Вспомнив об этой обязанности, он встал с постели и изумился слабости своего тела. Сначала он не мог стоять, не прислонясь к стене; однако же мало-помалу он так овладел собой, что мог передвигаться, хотя с усилием и трудом. Многодневный голод томил его; он нашел кое-какую скудную и легкую пищу, которую съел с жадностью. Почти с таким же нетерпением он умылся. Теперь он чувствовал себя свежее и крепче и начал надевать свое платье, которое кучей лежало возле постели. Он с удивлением и с каким-то состраданием к себе смотрел на свои исхудалые руки и только теперь стал понимать, что вытерпел какую-то жестокую болезнь, хотя ничего не помнил.
«И я был один, — думал он, — никого не было возле меня, чтобы ходить за мною! Натура была единственной моей сиделкой! Но, увы! Как много времени, может быть, потеряно даром, а моя обожаемая Ирена… Скорей, скорей! Не буду терять ни минуты».
Адриан вышел на улицу; воздух оживил его. Он шел очень медленно и с большим трудом и наконец добрался до широкого сквера, откуда видны были в перспективе одни из главных ворот Флоренции, а за ними фиговые деревья и оливковые рощи. Со стороны этих ворот к нему приближался пилигрим высокого роста. Капор его был отброшен назад и открывал лицо, отличавшееся повелительным, но грустным видом. В его благородных чертах, на широком его челе и в гордом, бесстрашном взгляде, оттененном выражением более суровой, чем нежной меланхолии, природа, казалось, начертала величие, а судьба — несчастье. И когда в этом безмолвном и печальном месте встретились эти два человека, единственные прохожие на пустой улице, Адриан вдруг остановился и сказал встревоженным и нерешительным тоном:
— Не во сне ли я, или в самом деле вижу Риенцо?..
Услыхав это имя, пилигрим тоже остановился и, устремив долгий, пристальный взгляд на изнуренные черты молодого человека, сказал:
— Да, я — Риенцо!
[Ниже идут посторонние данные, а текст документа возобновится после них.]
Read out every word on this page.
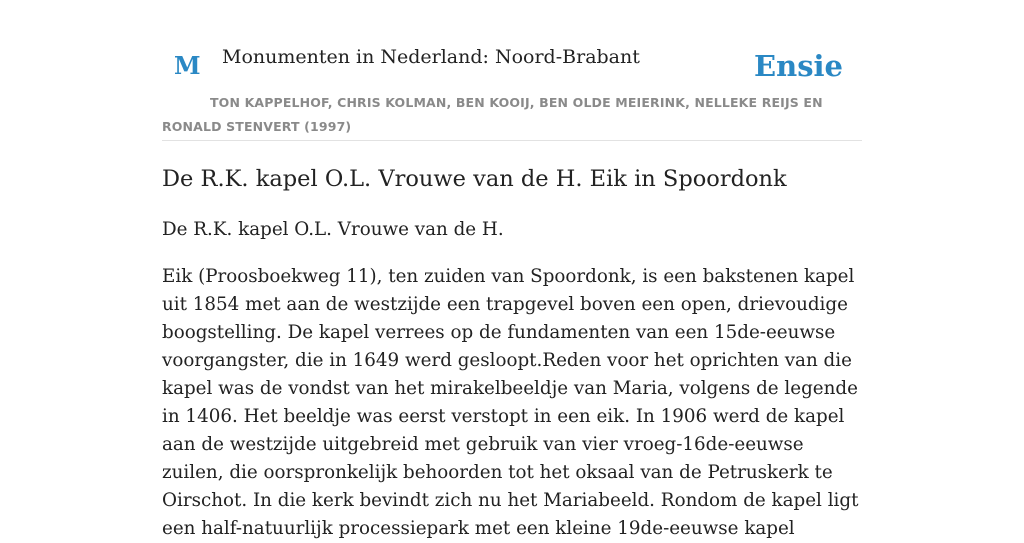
M Monumenten in Nederland: Noord-Brabant	Ensie
TON KAPPELHOF, CHRIS KOLMAN, BEN KOOIJ, BEN OLDE MEIERINK, NELLEKE REIJS EN RONALD STENVERT (1997)
De R.K. kapel O.L. Vrouwe van de H. Eik in Spoordonk

De R.K. kapel O.L. Vrouwe van de H.

Eik (Proosboekweg 11), ten zuiden van Spoordonk, is een bakstenen kapel uit 1854 met aan de westzijde een trapgevel boven een open, drievoudige boogstelling. De kapel verrees op de fundamenten van een 15de-eeuwse voorgangster, die in 1649 werd gesloopt.Reden voor het oprichten van die kapel was de vondst van het mirakelbeeldje van Maria, volgens de legende in 1406. Het beeldje was eerst verstopt in een eik. In 1906 werd de kapel aan de westzijde uitgebreid met gebruik van vier vroeg-16de-eeuwse zuilen, die oorspronkelijk behoorden tot het oksaal van de Petruskerk te Oirschot. In die kerk bevindt zich nu het Mariabeeld. Rondom de kapel ligt een half-natuurlijk processiepark met een kleine 19de-eeuwse kapel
А ты, бледная тень, неужели в этой могиле Италии я вижу веселого, благородного Колонну? Увы, молодой друг, — прибавил он более тихим и приветливым голосом, — неужели чума не пощадила цвета римских нобилей? Я, жестокий и суровый трибун, буду твоей сиделкой: тот, кто мог быть мне братом, может требовать от меня братских попечений.
С этими словами он нежно обнял Адриана, и молодой человек, тронутый сто состраданием и взволнованный неожиданной встречей, молча склонился на грудь Риенцо. — Бедный юноша, — продолжал трибун, — я всегда любил молодых людей, а тебя в особенности. Какими судьбами ты здесь?
— Ирена! — отвечал Адриан прерывающимся голосом.